Bank of America fined $33 million

ByABC News
August 4, 2009, 12:38 AM

— -- Bank of America lied to investors when it sought their approval to complete its $50 billion acquisition of Merrill Lynch last year, the Securities and Exchange Commission charged Monday.

In documents sent to shareholders, BofA said Merrill executives would not get year-end bonuses without its consent. In fact, regulators say, the nation's largest bank had "already contractually authorized Merrill to pay up to $5.8 billion in discretionary bonuses to Merrill executives for 2008."

"This is further proof that bank executives will do anything to pay themselves bonuses and stick it to taxpayers, shareholders and workers," says Stephen Lerner, who directs the financial overhaul campaign at union group SEIU, which for months has been calling for the resignation of BofA CEO Kenneth Lewis.

The Merrill bonuses first came to light in January, leading to the ouster of CEO John Thain. On Feb. 10, New York Attorney General Andrew Cuomo revealed that just days before the merger was completed, and despite posting a record $15 billion in losses, Merrill paid out $3.6 billion in bonuses, including $1 million or more each to 700 employees.

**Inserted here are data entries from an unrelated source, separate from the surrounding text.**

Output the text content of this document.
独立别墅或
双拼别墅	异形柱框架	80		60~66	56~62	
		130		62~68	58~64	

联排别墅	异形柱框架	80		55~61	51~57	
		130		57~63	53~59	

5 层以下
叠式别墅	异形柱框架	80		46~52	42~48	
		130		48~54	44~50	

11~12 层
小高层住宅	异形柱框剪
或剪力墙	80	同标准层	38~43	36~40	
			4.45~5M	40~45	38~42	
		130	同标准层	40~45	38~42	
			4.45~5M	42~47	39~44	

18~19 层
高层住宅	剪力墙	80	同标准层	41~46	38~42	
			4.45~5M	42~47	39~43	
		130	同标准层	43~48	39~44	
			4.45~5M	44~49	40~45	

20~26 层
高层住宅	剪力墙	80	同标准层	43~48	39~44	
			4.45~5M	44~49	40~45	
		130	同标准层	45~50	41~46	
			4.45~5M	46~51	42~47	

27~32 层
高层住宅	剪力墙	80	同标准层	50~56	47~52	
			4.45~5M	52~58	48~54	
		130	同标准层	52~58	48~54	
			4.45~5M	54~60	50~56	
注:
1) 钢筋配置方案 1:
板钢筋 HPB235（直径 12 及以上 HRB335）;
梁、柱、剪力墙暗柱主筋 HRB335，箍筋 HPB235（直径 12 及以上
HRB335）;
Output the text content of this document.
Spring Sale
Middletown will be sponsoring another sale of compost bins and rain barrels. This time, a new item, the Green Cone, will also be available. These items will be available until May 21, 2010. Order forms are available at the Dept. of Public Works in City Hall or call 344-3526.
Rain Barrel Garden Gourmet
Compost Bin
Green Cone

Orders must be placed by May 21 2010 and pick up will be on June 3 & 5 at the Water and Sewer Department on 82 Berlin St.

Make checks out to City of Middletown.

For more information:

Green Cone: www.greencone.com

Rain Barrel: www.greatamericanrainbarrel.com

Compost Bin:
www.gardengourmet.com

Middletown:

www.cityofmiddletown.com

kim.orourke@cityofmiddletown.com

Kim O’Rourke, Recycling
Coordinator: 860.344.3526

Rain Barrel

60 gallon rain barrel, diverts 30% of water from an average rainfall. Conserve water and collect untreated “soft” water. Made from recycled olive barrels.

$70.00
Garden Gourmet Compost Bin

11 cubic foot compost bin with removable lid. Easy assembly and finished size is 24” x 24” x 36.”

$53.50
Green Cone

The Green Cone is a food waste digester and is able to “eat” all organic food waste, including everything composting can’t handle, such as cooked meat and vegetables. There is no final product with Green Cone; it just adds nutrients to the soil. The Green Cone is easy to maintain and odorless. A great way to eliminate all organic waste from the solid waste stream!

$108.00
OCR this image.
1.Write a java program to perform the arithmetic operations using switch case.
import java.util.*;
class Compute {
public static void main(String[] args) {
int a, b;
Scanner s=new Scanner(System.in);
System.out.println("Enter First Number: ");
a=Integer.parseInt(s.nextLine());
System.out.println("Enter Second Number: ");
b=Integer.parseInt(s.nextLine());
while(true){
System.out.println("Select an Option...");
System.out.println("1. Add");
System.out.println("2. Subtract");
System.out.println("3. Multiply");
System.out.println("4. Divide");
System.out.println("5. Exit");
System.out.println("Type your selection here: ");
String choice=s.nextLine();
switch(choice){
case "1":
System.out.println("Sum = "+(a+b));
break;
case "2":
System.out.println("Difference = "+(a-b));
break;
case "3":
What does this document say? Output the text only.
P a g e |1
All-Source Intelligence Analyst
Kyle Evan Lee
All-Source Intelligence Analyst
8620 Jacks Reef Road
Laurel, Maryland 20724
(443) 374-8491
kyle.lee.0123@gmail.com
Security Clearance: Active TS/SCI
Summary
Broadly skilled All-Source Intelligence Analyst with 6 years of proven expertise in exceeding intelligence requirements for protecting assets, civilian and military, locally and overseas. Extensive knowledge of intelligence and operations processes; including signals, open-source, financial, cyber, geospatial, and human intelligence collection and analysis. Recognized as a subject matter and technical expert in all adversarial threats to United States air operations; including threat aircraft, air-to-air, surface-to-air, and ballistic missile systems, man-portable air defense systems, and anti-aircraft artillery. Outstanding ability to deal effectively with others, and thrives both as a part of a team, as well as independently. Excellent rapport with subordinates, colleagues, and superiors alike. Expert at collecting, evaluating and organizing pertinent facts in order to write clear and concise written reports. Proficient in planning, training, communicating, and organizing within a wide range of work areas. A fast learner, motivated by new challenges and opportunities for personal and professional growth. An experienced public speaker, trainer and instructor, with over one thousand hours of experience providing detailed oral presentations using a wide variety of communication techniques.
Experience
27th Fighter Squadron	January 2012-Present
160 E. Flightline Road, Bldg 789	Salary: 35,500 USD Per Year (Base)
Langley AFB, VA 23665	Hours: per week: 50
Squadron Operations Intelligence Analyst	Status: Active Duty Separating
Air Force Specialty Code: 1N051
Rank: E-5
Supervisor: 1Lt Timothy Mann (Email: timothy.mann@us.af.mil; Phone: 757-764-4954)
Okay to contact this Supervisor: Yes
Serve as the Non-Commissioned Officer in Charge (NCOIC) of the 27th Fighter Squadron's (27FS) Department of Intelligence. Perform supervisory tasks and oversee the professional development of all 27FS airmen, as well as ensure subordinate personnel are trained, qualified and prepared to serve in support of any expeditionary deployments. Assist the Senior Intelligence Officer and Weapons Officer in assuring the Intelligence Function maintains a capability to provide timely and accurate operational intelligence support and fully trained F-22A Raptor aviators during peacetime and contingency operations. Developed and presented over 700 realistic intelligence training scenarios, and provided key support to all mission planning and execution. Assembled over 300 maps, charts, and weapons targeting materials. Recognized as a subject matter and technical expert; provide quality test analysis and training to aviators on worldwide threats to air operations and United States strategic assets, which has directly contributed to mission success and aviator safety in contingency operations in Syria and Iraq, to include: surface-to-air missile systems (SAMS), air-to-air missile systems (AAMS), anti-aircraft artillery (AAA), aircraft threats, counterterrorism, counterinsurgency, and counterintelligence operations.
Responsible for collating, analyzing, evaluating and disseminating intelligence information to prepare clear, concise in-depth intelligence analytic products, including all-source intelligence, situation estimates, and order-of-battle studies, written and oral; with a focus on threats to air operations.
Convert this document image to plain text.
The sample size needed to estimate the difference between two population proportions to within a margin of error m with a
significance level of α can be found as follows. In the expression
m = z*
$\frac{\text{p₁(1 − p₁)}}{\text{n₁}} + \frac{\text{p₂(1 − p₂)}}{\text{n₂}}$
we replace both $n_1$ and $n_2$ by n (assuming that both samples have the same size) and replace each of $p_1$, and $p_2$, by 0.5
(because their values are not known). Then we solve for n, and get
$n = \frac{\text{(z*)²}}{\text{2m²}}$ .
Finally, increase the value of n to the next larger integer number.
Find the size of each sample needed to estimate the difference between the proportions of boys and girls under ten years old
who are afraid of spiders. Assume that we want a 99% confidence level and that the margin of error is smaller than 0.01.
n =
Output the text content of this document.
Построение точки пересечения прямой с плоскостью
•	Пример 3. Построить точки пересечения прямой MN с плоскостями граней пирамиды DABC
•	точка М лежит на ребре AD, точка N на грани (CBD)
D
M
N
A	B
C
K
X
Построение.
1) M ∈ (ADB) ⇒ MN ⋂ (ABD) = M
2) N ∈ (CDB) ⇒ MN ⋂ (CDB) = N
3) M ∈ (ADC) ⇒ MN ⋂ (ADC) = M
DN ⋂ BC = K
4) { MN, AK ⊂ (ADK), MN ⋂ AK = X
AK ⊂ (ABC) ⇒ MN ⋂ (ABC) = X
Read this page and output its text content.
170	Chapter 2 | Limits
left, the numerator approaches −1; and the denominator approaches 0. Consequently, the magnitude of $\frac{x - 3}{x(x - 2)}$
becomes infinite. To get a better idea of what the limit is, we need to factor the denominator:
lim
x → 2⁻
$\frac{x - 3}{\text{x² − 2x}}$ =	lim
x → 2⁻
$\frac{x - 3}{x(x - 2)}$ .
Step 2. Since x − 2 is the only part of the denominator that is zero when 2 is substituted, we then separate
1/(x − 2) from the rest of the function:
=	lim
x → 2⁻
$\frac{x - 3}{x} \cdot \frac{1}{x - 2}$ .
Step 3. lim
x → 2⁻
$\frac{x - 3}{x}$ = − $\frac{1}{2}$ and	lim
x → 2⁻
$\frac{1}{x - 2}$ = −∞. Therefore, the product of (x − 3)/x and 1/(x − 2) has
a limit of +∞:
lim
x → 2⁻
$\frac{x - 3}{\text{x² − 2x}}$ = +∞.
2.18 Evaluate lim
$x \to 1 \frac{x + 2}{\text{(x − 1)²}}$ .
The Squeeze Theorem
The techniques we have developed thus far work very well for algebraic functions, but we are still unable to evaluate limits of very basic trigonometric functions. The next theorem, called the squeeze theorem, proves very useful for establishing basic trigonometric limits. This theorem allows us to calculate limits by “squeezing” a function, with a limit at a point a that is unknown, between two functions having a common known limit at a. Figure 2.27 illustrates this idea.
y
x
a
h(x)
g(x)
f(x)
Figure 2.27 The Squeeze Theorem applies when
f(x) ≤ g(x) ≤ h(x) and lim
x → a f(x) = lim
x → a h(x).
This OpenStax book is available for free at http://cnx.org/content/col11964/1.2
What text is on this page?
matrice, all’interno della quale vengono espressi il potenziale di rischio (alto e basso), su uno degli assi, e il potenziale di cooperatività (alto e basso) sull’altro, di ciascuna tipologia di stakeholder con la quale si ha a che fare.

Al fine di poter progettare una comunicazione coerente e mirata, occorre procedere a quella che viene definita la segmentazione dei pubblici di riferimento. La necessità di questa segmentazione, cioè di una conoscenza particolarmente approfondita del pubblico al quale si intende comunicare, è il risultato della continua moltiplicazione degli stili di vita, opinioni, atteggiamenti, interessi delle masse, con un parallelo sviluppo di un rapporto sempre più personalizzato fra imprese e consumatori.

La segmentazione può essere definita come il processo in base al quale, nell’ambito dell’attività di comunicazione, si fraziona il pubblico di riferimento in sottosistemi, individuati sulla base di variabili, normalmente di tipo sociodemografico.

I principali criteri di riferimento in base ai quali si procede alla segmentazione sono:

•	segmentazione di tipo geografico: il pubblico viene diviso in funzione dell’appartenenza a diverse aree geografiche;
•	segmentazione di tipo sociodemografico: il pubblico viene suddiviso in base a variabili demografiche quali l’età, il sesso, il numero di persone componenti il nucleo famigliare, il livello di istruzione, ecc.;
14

"As Merrill was on the brink of bankruptcy ... Bank of America agreed to allow Merrill to pay its executives billions of dollars in bonuses," said David Rosenfeld, associate director of the SEC's New York regional office, in a statement. "Shareholders were not told about this agreement at the time they voted on the merger."

At that time, BofA denied it knew of the bonuses. In a statement, the bank said, "John Thain decided to pay year-end incentives in December as opposed to their normal date in January. BofA was informed of his decision." Lewis told Congress he had "no authority" over the payouts.